Toutes les traditions ont utilisé ce symbole. C’est la boisson des fêtes et des banquets, où elle se partage à la gloire du Grand Architecte de l’Univers. Elle y est indissociable du pain ; ces deux nourritures primordiales permettent ainsi les rites de renaissance. L’alliance des nourritures solides et liquides célèbre l’union du Ciel et de la Terre, et celle des initiés avec la pensée divine en donnant l’énergie nécessaire pour découvrir le chemin de vie. Ces deux éléments associés à l’Amour ou Feu des agapes et à la Parole qui y circule ou Air, permettent de vivre un instant de création.
Quelle est sa nature ? Le vin est offert au feu à la Saint Jean d’Hiver, avec le pain et le sel. Dans ce triptyque, il correspond à la Sagesse, donc au concept et à l’esprit. C’est une boisson divine, réservée avant tout aux Dieux. Il est le sang divin (cf. le sang du Christ, recueilli dans la coupe du Graal, par exemple), l’énergie du Père qui nourrit le vivant. Dans certains mythes, il est capable de se substituer au sang humain pour calmer la colère divine contre les hommes. Il est moyen de transmission et de partage, d’où l’expression « in vino veritas ».
L’Eau primordiale ne peut pas être ingérée telle quelle. Elle est changée en vin, breuvage de vie, d’immortalité. Le Feu secret, qui est rouge, agit sur l’Eau, faisant ressortir l’essence de la spiritualité de cette boisson. L’initié doit l’absorber pour avoir l’intelligence spirituelle de la Règle et entrer en résonance avec la partie subtile de l’univers.
Ce breuvage est élaboré alchimiquement par les quatre éléments. Les raisins, symboliquement rouges, sont produits par le Feu du soleil et l’Eau puisée dans la terre ; ils subissent la fermentation qui inclut l’élément Air, de couleur bleue ; le vieillissement se fait en cave, au cœur de la terre qui est noire. Le résultat est donc un liquide pourpre. Les quatre éléments se retrouvent dans le nom égyptien du vin, « IREP » qui s’écrit avec la plume, la bouche du Verbe créateur et le carré.

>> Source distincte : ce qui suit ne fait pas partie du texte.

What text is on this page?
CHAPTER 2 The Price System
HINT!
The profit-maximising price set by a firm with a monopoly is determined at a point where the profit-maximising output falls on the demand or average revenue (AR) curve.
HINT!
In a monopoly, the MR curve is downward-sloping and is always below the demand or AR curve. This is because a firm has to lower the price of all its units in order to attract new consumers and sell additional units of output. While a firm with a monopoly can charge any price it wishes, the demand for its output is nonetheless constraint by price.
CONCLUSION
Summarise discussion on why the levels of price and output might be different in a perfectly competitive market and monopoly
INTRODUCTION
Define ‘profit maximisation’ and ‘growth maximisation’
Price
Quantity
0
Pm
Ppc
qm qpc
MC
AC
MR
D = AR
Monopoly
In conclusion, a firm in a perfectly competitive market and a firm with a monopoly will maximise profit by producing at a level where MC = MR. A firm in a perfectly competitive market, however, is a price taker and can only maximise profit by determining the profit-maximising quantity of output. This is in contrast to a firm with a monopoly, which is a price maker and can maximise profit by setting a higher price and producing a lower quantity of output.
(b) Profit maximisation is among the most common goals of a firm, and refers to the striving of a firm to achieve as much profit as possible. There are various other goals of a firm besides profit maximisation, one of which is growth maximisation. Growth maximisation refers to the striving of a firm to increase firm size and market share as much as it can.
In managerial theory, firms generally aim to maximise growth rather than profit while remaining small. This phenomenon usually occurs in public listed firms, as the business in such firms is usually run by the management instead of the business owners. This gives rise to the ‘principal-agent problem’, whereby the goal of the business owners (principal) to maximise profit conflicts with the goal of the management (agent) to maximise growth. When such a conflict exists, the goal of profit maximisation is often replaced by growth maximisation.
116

Quel est son effet ? L’ivresse. En Egypte, le même mot « tekh » signifie peson (il a la forme du cœur qui boit en permanence le sang) et donc fil à plomb, et ivresse. Celle-ci est une saturation par imbibition du Feu divin. Seul le vin donne accès à l’ivresse divine, à l’essence de la création et donc à la Connaissance. Elle n’a rien à voir avec l’enivrement physique, mais apaise les dieux en neutralisant leur aspect imprévisible. Elle a toujours eu une grande importance théologique, dans toutes les traditions. Elle peut donc donner accès à l’immortalité. Il faut goûter le vin pour atteindre une vie en éternité. Le fil à plomb montre que cette boisson permet l’élévation vers les choses les plus primordiales. Elle éveille l’âme, fertilise les sens spirituels. Elle soigne le corps et l’âme, en expulsant toute crainte existentielle et tout doute. Clef de l’intuition, elle révèle la lumière qu’elle contient pour aller au-delà des apparences.
L’usage du vin peut être dangereux. Il est même empoisonné pour celui qui n’est pas préparé à l’absorber. Un être accompli, déjà passé par la mort, ne court pas de risque s’il continue à vivre selon la Règle et selon la fonction qui lui est confiée. Ce breuvage de l’amour divin peut alors placer en lui la lumière venant des grappes gorgées de soleil. Il en résulte une profonde joie, véritable ode à la vie, une réjouissance du cœur. La conscience témoigne et rayonne. Les santés tirées pendant le banquet expriment toute la puissance et tout le désir initiatique des frères vers ceux à qui elles sont portées.
Mais celui qui confond symbole et matière tombe dans les excès. La consommation abusive ou solitaire peut détruire la conscience et annihiler la personnalité. Il convient d’en boire avec discernement.